MARABAHAN- Persiapan rehabilitasi jaringan irigasi Daerah Irigasi Rawa (D.I.R) Handil Bhakti, Kabupaten Barito Kuala, memasuki tahapan konsultasi masyarakat. Pertemuan yang membahas penyusunan dokumen lingkungan untuk program rehabilitasi tahun 2026 itu digelar di Aula Kantor Desa Puntik Dalam, Rabu (26/8/2026).
PPK Perencanaan dan Program Satuan Kerja Balai Wilayah Sungai Kalimantan III, Widya Ratna Norlailawati A, mengatakan penyusunan dokumen lingkungan dalam kegiatan tersebut dilaksanakan PT Artama Interkonsultindo.
“D.I.R Handil Bhakti merupakan kawasan rawa pasang surut dengan luas baku mencapai 8.006,43 hektare,” kata Widya saat memaparkan rencana kegiatan.
Ia menjelaskan, pada 2026 pemerintah merencanakan rehabilitasi saluran irigasi sepanjang kurang lebih 144 kilometer. Pekerjaan tersebut mencakup wilayah Kecamatan Alalak, Belawang, Rantau Badauh, dan Mandastana.
Rehabilitasi jaringan irigasi itu merupakan bagian dari program Optimized Lowland Irrigation for Food Security (OLIFS) yang didanai Asian Infrastructure Investment Bank (AIIB) untuk periode 2025–2029.

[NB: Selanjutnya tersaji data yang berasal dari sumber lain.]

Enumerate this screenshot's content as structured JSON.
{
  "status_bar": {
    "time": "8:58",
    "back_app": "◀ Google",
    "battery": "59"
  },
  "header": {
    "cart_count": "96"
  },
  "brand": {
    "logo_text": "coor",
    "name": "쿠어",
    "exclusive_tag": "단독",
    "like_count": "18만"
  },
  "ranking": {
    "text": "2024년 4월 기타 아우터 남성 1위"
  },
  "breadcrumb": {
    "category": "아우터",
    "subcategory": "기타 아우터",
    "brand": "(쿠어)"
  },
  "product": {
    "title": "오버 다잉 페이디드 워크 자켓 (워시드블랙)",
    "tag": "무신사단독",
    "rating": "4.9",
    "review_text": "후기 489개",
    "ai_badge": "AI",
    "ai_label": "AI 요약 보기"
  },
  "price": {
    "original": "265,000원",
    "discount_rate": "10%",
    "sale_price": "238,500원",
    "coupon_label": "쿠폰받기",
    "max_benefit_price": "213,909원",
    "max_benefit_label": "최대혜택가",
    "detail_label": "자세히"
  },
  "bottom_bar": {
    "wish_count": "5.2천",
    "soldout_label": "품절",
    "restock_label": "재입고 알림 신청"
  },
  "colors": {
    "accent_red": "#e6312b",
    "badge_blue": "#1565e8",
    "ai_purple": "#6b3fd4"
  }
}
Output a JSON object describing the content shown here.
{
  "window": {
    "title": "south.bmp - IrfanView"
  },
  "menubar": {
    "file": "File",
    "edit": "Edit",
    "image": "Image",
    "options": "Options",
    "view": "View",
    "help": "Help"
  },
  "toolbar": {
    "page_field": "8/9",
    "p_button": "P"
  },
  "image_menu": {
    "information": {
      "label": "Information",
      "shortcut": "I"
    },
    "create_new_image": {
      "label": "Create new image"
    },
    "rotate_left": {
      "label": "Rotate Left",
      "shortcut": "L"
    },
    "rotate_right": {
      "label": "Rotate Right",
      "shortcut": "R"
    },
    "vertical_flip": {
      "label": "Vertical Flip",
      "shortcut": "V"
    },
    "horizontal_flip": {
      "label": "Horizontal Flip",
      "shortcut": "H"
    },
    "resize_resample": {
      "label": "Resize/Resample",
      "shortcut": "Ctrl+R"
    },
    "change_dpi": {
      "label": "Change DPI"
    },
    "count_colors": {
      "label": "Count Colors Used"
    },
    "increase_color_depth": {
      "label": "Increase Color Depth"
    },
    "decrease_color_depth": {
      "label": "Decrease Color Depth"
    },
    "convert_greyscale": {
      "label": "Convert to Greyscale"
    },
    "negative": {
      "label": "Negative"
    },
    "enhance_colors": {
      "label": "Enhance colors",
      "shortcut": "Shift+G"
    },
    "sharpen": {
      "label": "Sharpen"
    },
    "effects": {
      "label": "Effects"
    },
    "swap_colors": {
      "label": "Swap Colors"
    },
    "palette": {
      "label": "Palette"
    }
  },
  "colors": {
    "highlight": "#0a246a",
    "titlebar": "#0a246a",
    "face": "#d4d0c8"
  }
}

Dalam forum konsultasi, sejumlah kepala desa dan Ketua Perkumpulan Petani Pemakai Air (P3A) menyampaikan masukan agar pelaksanaan rehabilitasi benar-benar memberikan manfaat bagi masyarakat, terutama petani.
Kepala Desa Belandean, Elly Rahmah, meminta proses normalisasi saluran memperhatikan karakteristik tanah dan kondisi lingkungan sekitar. Ia juga menekankan pentingnya tenaga maupun operator alat berat yang kompeten agar pekerjaan tidak memicu longsor atau merusak bagian saluran lainnya.
"Normalisasi harus dilakukan dengan baik agar tidak menimbulkan longsor pada tanah di sekitarnya. Saluran sekunder, primer, maupun tersier juga diharapkan dapat dituntaskan penataannya,” ujar Elly.
Selain normalisasi, Elly mengusulkan pembangunan parit cacing di kawasan persawahan serta gorong-gorong induk. Menurutnya, infrastruktur tersebut diperlukan untuk mendukung pengaturan aliran air dari lahan pertanian menuju sungai.
Elly berharap seluruh aspirasi yang disampaikan dalam konsultasi masyarakat dapat menjadi bahan pertimbangan dalam penyusunan dokumen lingkungan sekaligus pelaksanaan rehabilitasi jaringan irigasi.
Pertemuan tersebut dihadiri Camat Alalak Muhammad Didik Kaharuddin, Camat Belawang Bani Sholihin, sejumlah kepala desa, Ketua P3A, serta tamu undangan lainnya. (ali/jp).